My rating: 4 of 5 stars
In a clever imagining of the first presentation of William Shakespeare's A Midsummer Night's Dream, Bernard Cornwell's Fools and Mortals tells the story of The Lord Chamberlain's Men through the eyes of Richard Shakespeare, William's younger brother. Cornwell's story provides an excellent overview of the society of the day, including the Catholic/Protestant religious strife, Elizabethan manners, filthy environment, rampant disease, sexual perversions, and the ease with which one might find oneself being hanged.

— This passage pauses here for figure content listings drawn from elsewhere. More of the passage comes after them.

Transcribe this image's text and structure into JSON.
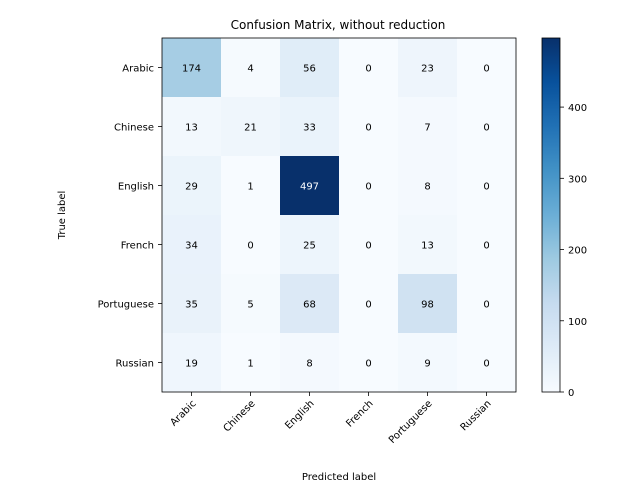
{
  "chart_data": {
    "type": "heatmap",
    "title": "Confusion Matrix, without reduction",
    "xlabel": "Predicted label",
    "ylabel": "True label",
    "x_categories": [
      "Arabic",
      "Chinese",
      "English",
      "French",
      "Portuguese",
      "Russian"
    ],
    "y_categories": [
      "Arabic",
      "Chinese",
      "English",
      "French",
      "Portuguese",
      "Russian"
    ],
    "values": [
      [
        174,
        4,
        56,
        0,
        23,
        0
      ],
      [
        13,
        21,
        33,
        0,
        7,
        0
      ],
      [
        29,
        1,
        497,
        0,
        8,
        0
      ],
      [
        34,
        0,
        25,
        0,
        13,
        0
      ],
      [
        35,
        5,
        68,
        0,
        98,
        0
      ],
      [
        19,
        1,
        8,
        0,
        9,
        0
      ]
    ],
    "colormap": "Blues",
    "color_range": [
      0,
      497
    ],
    "colorbar_ticks": [
      0,
      100,
      200,
      300,
      400
    ],
    "x_tick_rotation_deg": 45
  }
}
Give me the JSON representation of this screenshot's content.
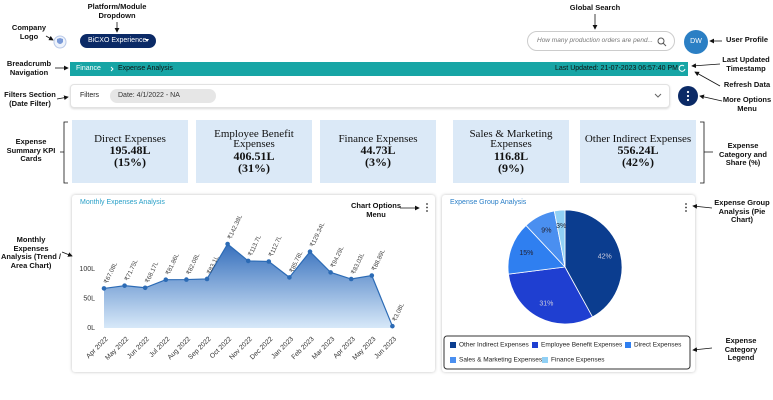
{
  "annotations": [
    "Company Logo",
    "Platform/Module Dropdown",
    "Global Search",
    "User Profile",
    "Breadcrumb Navigation",
    "Last Updated Timestamp",
    "Refresh Data",
    "Filters Section (Date Filter)",
    "More Options Menu",
    "Expense Summary KPI Cards",
    "Expense Category and Share (%)",
    "Chart Options Menu",
    "Expense Group Analysis (Pie Chart)",
    "Monthly Expenses Analysis (Trend / Area Chart)",
    "Expense Category Legend"
  ],
  "header": {
    "module_dropdown": "BiCXO Experience",
    "search_placeholder": "How many production orders are pend...",
    "avatar": "DW"
  },
  "breadcrumb": {
    "items": [
      "Finance",
      "Expense Analysis"
    ],
    "last_updated": "Last Updated: 21-07-2023 06:57:40 PM"
  },
  "filters": {
    "label": "Filters",
    "chip": "Date: 4/1/2022 - NA"
  },
  "kpi_cards": [
    {
      "title": "Direct Expenses",
      "value": "195.48L",
      "share": "(15%)"
    },
    {
      "title": "Employee Benefit Expenses",
      "value": "406.51L",
      "share": "(31%)"
    },
    {
      "title": "Finance Expenses",
      "value": "44.73L",
      "share": "(3%)"
    },
    {
      "title": "Sales & Marketing Expenses",
      "value": "116.8L",
      "share": "(9%)"
    },
    {
      "title": "Other Indirect Expenses",
      "value": "556.24L",
      "share": "(42%)"
    }
  ],
  "area_chart": {
    "type": "area",
    "title": "Monthly Expenses Analysis",
    "categories": [
      "Apr 2022",
      "May 2022",
      "Jun 2022",
      "Jul 2022",
      "Aug 2022",
      "Sep 2022",
      "Oct 2022",
      "Nov 2022",
      "Dec 2022",
      "Jan 2023",
      "Feb 2023",
      "Mar 2023",
      "Apr 2023",
      "May 2023",
      "Jun 2023"
    ],
    "values": [
      67.08,
      71.75,
      68.17,
      81.86,
      82.08,
      83.1,
      142.38,
      113.7,
      112.7,
      85.78,
      129.34,
      94.29,
      83.03,
      88.89,
      3.08
    ],
    "value_labels": [
      "₹67.08L",
      "₹71.75L",
      "₹68.17L",
      "₹81.86L",
      "₹82.08L",
      "₹83.1L",
      "₹142.38L",
      "₹113.7L",
      "₹112.7L",
      "₹85.78L",
      "₹129.34L",
      "₹94.29L",
      "₹83.03L",
      "₹88.89L",
      "₹3.08L"
    ],
    "color": "#2c6bb5",
    "ylim": [
      0,
      180
    ],
    "yticks": [
      {
        "value": 0,
        "label": "0L"
      },
      {
        "value": 50,
        "label": "50L"
      },
      {
        "value": 100,
        "label": "100L"
      }
    ],
    "grid": false
  },
  "pie_chart": {
    "type": "pie",
    "title": "Expense Group Analysis",
    "categories": [
      "Other Indirect Expenses",
      "Employee Benefit Expenses",
      "Direct Expenses",
      "Sales & Marketing Expenses",
      "Finance Expenses"
    ],
    "values": [
      42,
      31,
      15,
      9,
      3
    ],
    "value_labels": [
      "42%",
      "31%",
      "15%",
      "9%",
      "3%"
    ],
    "colors": [
      "#0b3d8f",
      "#1f3fd1",
      "#2f7ff0",
      "#4a8ff0",
      "#90d0f5"
    ]
  }
}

Richard is a small player in the company run by William and has been relegated to playing women's roles. He's also a small-time thief. Playing only women's roles is starting to grate on Richard. He desires more substantial men's roles. However, William views his younger brother as an annoyance.
A new playhouse is being built south of the Thames and the financiers are managing to get their hands on everything that they need except plays to perform. They devise a plan to abscond with William's plays, A Midsummer's Night and William's new one about a pair of star-crossed lovers in Verona, Italy, and perform them before William has a chance to play them before a public audience. Their plans include Richard.
When Richard finds himself suspected by William and the rest of The Lord Chamberlain's Men of involvement in the plays' thefts, Richard sees that the only way he can get back into William's good graces is to recover them himself, and the dangers he faces in doing so are very real.
Fools and Mortals has romance, history, intrigue, and thrills. Cornwell's descriptions of English city life during Elizabethan times is well integrated into the narrative. His looks behind the curtain at theater practices is comprehensive, and the players characters are greatly revealed through how they deal with the management of the troupe, how they go about preparing for their parts, even to their individual superstition practices before going onstage.
If you like history, theater, or just a plain old thriller, Fools and Mortals should suffice nicely.